Le bazar ambulant de Gérard Macé
Gérard Macé réunit en une édition augmentée trois blocs-livres parus au virage du millénaire dans la collection “Le Promeneur” (Colportage I, II, III, Gallimard). Se retrouvent les lectures, traductions et images de celui qui fut photographe avec ou sans appareil. Comme Aléchinsky dont il parle, Macé se veut “ambidextre” capable de dessiner le monde à travers tous ses travaux et leur arsenal hétéroclite.
Se mêlent ici le voyageur, l’esthète critique, le traducteur. Macé ligature et marie des éléments épars du monde comme de la littérature.

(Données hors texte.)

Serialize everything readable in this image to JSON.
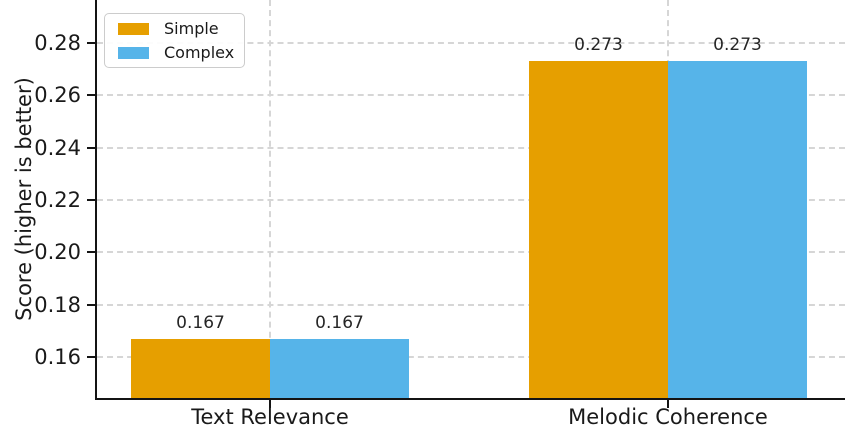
{
  "figure": {
    "kind": "grouped-bar-chart",
    "background": "#ffffff"
  },
  "chart_data": {
    "type": "bar",
    "title": "",
    "categories": [
      "Text Relevance",
      "Melodic Coherence"
    ],
    "series": [
      {
        "name": "Simple",
        "color": "#E69F00",
        "values": [
          0.167,
          0.273
        ],
        "labels": [
          "0.167",
          "0.273"
        ]
      },
      {
        "name": "Complex",
        "color": "#56B4E9",
        "values": [
          0.167,
          0.273
        ],
        "labels": [
          "0.167",
          "0.273"
        ]
      }
    ],
    "xlabel": "",
    "ylabel": "Score (higher is better)",
    "yticks": [
      0.16,
      0.18,
      0.2,
      0.22,
      0.24,
      0.26,
      0.28
    ],
    "ytick_labels": [
      "0.16",
      "0.18",
      "0.20",
      "0.22",
      "0.24",
      "0.26",
      "0.28"
    ],
    "ylim": [
      0.1443,
      0.2965
    ],
    "grid": true,
    "grid_style": "dashed",
    "legend_position": "upper left",
    "colors": {
      "grid": "#d6d6d6",
      "spine": "#141414",
      "text": "#1a1a1a",
      "value_label": "#262626",
      "legend_border": "#cccccc"
    }
  }
}
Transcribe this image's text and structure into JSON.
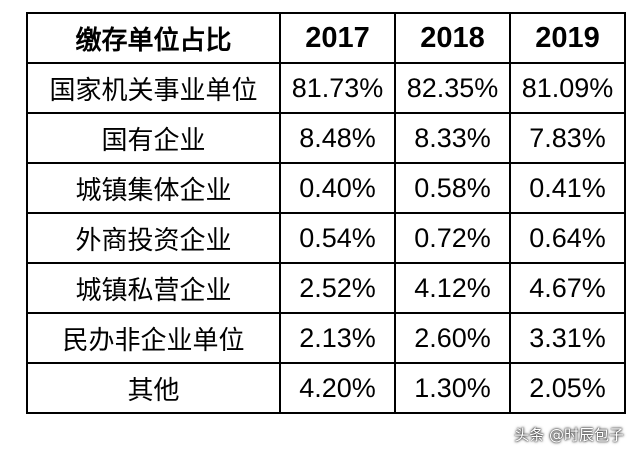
{
  "table": {
    "headers": [
      "缴存单位占比",
      "2017",
      "2018",
      "2019"
    ],
    "rows": [
      [
        "国家机关事业单位",
        "81.73%",
        "82.35%",
        "81.09%"
      ],
      [
        "国有企业",
        "8.48%",
        "8.33%",
        "7.83%"
      ],
      [
        "城镇集体企业",
        "0.40%",
        "0.58%",
        "0.41%"
      ],
      [
        "外商投资企业",
        "0.54%",
        "0.72%",
        "0.64%"
      ],
      [
        "城镇私营企业",
        "2.52%",
        "4.12%",
        "4.67%"
      ],
      [
        "民办非企业单位",
        "2.13%",
        "2.60%",
        "3.31%"
      ],
      [
        "其他",
        "4.20%",
        "1.30%",
        "2.05%"
      ]
    ]
  },
  "watermark": "头条 @时辰包子"
}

Il confronte son regard avec Rome, Istambul, Kyoto, Lisbonne, l’Afrique comme à travers ses auteurs de chevet (Pierre Michon, Louis-René des Forêts, Jean Tardieu entre autres) et ceux qu’il traduit (Dante, Mario Praz, Leopardi, Svevo, Borgès).
L’écrivain juxtapose des mouvements de reflux et de flux. Tout navigue entre un désir et un plaisir. La morphine-base de l’écriture apaise les douleurs, sollicite la réflexion. Elle est pour Macé l’hématome crochu de l’éternelle errance plus que d’un voyage autour d’une chambre où il stockerait ses expériences.
Créer n’est plus produire du flegmon mais de l’œuf. C’est réinventer des expériences diverses d’analyse et de création qui n’ont rien du “gigot de celluloïd”. D’où la densité émotionnelle du corpus. Il sollicite et agite l’esprit. Existent autant un magma qu’une fluidité dans ce qui tient d’un théâtre de l’existence ouvert à une multiplicité d’interprétations.
jean-paul gavard-perret
Gérard Macé, Colportage, Gallimard, Paris, 2018, 594 p. — 29,00 €.